Liability/Insurance/Trade Secrets
For a ghost-kitchen brand, it’s necessary to consider liability and insurance issues if kitchens are being shared by various operators in a commissary situation. The brand owner will also want to ensure its new items are protected from other users of the commissary, from a trade-secret perspective. Users of ghost kitchens will also want to ensure the facilities they’re using are properly zoned and licensed and adhering to the highest levels of food-safety standards.

Proprietary Apps
An important initiative in recent years has been the development of proprietary apps for takeout and delivery purposes. Many restaurant concepts were motivated to develop their own apps for three specific reasons: to reduce the cost of providing delivery services, which have produced marginal profitability at best given the cost of using third-party providers; to allow for greater uniformity in the pricing of menu items, which has often had to be higher when the same items are available through third-party providers; and to permit for the collection and utilization of customer data and the development of loyalty programs.

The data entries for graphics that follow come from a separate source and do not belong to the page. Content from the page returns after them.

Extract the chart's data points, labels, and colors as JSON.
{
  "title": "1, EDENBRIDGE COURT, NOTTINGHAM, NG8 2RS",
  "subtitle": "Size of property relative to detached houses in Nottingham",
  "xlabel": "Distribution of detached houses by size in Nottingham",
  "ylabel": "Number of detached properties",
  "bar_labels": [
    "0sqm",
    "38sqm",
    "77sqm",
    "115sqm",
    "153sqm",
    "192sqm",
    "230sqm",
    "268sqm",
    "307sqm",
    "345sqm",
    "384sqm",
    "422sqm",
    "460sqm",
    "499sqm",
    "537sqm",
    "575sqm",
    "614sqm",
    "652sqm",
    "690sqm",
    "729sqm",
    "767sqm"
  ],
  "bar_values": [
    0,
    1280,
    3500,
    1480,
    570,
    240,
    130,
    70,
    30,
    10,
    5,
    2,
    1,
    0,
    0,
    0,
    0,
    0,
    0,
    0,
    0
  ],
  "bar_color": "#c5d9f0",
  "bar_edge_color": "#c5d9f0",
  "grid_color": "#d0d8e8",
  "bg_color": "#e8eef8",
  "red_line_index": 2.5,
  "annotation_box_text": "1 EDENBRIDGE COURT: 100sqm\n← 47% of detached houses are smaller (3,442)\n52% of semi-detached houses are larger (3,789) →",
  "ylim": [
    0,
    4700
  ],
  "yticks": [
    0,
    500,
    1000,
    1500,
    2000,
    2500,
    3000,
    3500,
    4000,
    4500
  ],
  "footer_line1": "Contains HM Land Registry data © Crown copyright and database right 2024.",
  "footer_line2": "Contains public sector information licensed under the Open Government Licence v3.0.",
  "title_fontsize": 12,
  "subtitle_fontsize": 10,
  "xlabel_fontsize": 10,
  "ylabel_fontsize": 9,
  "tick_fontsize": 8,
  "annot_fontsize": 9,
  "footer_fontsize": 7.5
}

There’s an opportunity for virtual brands to share collected information. Users of proprietary apps will need to agree, through the terms of use of the apps, to the collection and sharing of any personal identifying information.

The development of ghost kitchen and virtual-restaurant businesses have received
a tremendous boost during the current pandemic. If predictions that the increase in the use of delivery systems for meals will be part of the new normal are correct, it can be expected that these businesses will continue to develop and flourish. As with all new
businesses, we’re seeing new forms of agreements and contractual provisions and the development of insurance products to address legal issues they raise.